Um die Initiative zu zerschlagen, wurde der Initiator am 25.10.1989 auf eine fingierte Dienstreise geschickt. Die Initiative wurde jedoch von einem Ingenieursehepaar des Betriebes, Peter Röhrig und Regina Röhrig, aufgegriffen und fortgeführt. Sie gründeten am 31.10.1989 die Initiative zur Bildung der unabhängigen Gewerkschaft Reform, hatten jedoch mit dem dazu verbreiteten Aufruf und der initiierten Unterschriftensammlung fast gar keinen Erfolg.

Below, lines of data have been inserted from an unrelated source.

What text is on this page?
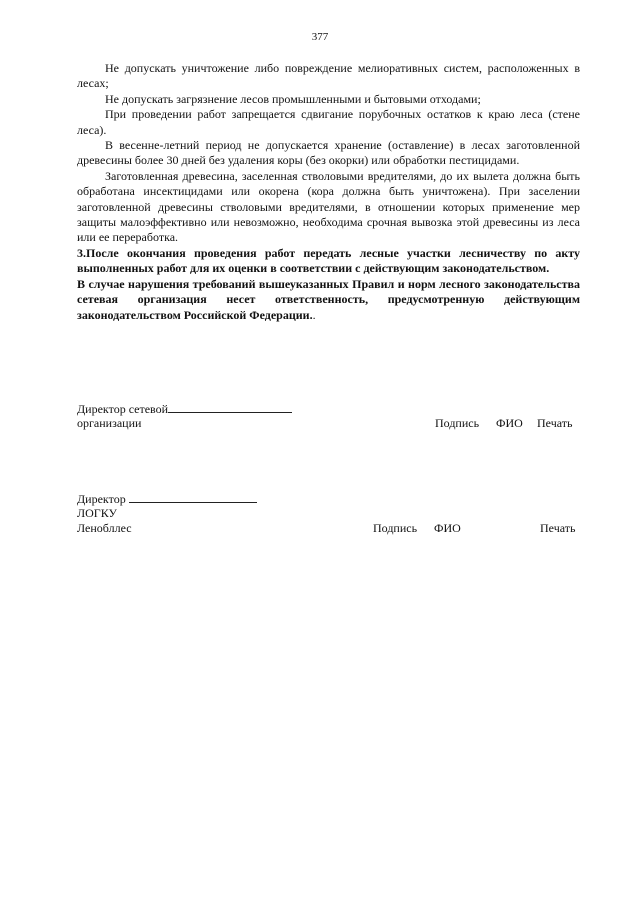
377

Не допускать уничтожение либо повреждение мелиоративных систем, расположенных в лесах;

Не допускать загрязнение лесов промышленными и бытовыми отходами;

При проведении работ запрещается сдвигание порубочных остатков к краю леса (стене леса).

В весенне-летний период не допускается хранение (оставление) в лесах заготовленной древесины более 30 дней без удаления коры (без окорки) или обработки пестицидами.

Заготовленная древесина, заселенная стволовыми вредителями, до их вылета должна быть обработана инсектицидами или окорена (кора должна быть уничтожена). При заселении заготовленной древесины стволовыми вредителями, в отношении которых применение мер защиты малоэффективно или невозможно, необходима срочная вывозка этой древесины из леса или ее переработка.

3.После окончания проведения работ передать лесные участки лесничеству по акту выполненных работ для их оценки в соответствии с действующим законодательством.

В случае нарушения требований вышеуказанных Правил и норм лесного законодательства сетевая организация несет ответственность, предусмотренную действующим законодательством Российской Федерации..

Директор сетевой
организации	Подпись ФИО Печать
Директор
ЛОГКУ
Ленобллес	Подпись ФИО	Печать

Als Reaktion auf den mangelnden Widerhall gründete die Gruppe nach der Öffnung der Mauer am 23.11.1989 einen provisor. Betriebsrat und forderte die Betriebs-Abteilungen auf Delegierte zu entsenden. Bis Mitte Dezember waren ca. 1 200 Unterschriften zusammengekommen, 50 Aktivisten unterstützten das Vorhaben.
Nachdem sich der provisor. Betriebsrat nach Beratungen mit Betriebsräten aus West-Berlin auf eine Rolle als Betriebsrat im Sinne des Betriebsverfassungsgesetzes der Bundesrepublik hin orientierte, verließen Ralf Börger und das Ehepaar Röhrig die Initiative. Ihr Ziel, die SED-Betriebselite zu entmachten, war durch diese Festlegung nicht mehr erreichbar.
Eine erste Betriebsratswahl fand kurz nach den ersten freien Wahlen am 28.3.1990 als Ergebnis der friedlichen Revolution statt. Bereits im März des Jahres begannen Verhandlungen des Betriebes mit der Siemens AG, die später einige Betriebsteile kaufte. Heute existiert keiner dieser Betriebsteile mehr.
M.J.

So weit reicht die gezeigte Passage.